Bank of Japan board member Makoto Sakurai said the central bank will continue to buy massive amounts of government bonds even under a new policy framework targeting interest rates, shrugging off the view that its bond-buying programme was nearing a limit.
But the former academic urged the government and companies to do more to help the BOJ beat subdued inflation and growth in Japan by raising wages and promoting innovation.
“There is no magic wand” to pull Japan’s economy out of the doldrums, Sakurai said in a speech on Thursday to business leaders in the city of Otsu, western Japan, signaling that monetary easing alone can’t cure the country’s economic woes.

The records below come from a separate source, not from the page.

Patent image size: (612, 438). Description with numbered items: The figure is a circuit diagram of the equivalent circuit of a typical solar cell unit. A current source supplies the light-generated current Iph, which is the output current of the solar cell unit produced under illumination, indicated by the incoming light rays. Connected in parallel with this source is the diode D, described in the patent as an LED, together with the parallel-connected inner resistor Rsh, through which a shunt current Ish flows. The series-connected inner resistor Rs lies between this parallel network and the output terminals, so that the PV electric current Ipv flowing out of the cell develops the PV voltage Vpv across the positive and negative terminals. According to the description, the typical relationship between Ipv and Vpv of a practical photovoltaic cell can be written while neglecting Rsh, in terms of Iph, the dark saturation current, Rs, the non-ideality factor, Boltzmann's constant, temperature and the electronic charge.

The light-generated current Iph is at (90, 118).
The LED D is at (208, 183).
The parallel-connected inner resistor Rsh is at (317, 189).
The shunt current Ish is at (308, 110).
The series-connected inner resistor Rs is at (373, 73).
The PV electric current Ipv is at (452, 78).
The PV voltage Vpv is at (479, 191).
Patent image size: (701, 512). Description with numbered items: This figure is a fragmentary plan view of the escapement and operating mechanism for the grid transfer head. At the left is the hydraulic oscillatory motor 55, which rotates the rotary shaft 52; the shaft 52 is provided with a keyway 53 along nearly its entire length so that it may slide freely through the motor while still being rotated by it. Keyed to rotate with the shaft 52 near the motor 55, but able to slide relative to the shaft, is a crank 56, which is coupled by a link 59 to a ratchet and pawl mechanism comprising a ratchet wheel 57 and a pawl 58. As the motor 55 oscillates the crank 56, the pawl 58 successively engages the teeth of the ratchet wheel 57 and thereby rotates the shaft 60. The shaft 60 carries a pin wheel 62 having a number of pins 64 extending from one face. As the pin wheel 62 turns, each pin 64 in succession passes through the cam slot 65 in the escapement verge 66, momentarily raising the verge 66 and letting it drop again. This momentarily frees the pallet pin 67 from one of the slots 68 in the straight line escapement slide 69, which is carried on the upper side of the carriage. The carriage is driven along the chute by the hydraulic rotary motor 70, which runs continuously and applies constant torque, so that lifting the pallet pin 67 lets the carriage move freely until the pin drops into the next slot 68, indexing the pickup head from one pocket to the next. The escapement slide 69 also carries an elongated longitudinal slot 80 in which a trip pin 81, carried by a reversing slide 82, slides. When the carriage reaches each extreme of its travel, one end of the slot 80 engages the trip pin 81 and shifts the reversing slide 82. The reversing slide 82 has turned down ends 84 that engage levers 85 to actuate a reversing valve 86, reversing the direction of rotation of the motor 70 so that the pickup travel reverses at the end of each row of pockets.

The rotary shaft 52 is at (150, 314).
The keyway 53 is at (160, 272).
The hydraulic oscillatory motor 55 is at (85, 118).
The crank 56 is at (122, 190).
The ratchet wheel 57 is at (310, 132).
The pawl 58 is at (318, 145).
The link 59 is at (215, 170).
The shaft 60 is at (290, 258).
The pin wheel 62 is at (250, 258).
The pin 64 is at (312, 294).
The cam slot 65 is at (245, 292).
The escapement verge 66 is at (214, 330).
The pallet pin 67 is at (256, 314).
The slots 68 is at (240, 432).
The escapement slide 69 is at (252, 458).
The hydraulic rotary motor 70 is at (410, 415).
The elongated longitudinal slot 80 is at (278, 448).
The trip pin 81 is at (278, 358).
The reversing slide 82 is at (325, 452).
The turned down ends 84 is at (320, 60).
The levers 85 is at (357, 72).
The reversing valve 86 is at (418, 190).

The remarks by Sakurai, regarded as among the most vocal advocates of aggressive easing in the nine-member board, underscored a dominant market view the central bank is done expanding stimulus for the time being.
The BOJ switched its policy target to interest rates from the pace of money printing in September, after years of massive asset purchases failed to jolt the economy out of stagnation and accelerate inflation to its 2 percent target.
Some analysts interpreted the move as a sign that the BOJ would attempt to taper its huge asset purchases in the long run, amid a growing market view the central bank will run out of bonds to buy in coming years after having already gobbled up a third of the entire market.
Sakurai dismissed such views, saying that the new framework was intended to make the BOJ’s ultra-loose monetary policy sustainable.
“We will continue to buy huge amounts of government bonds to control interest rates,” he said.
“Our yield curve control is operating smoothly,” he told reporters later in the day, adding that bond yields were moving roughly in line with the central bank’s intentions.
Sakurai also shrugged off concerns voiced by some investors that the central bank’s huge purchases were distorting Japan’s real-estate investment trust (REIT) market.
“I don’t see any big distortion to the market,” he said.
Sakurai has voted with the majority of the board since joining the BOJ in April, including its decision to change its policy target to interest rates.
On the yen’s recent declines, Sakurai said a weak yen would help accelerate inflation in Japan but stressed that it was desirable for currency rates to move in a stable manner.
The dollar hit a 9-1/2-month high against the yen on Thursday as oil prices surged after OPEC agreed to output cuts, lifting inflation expectations and U.S. bond yields.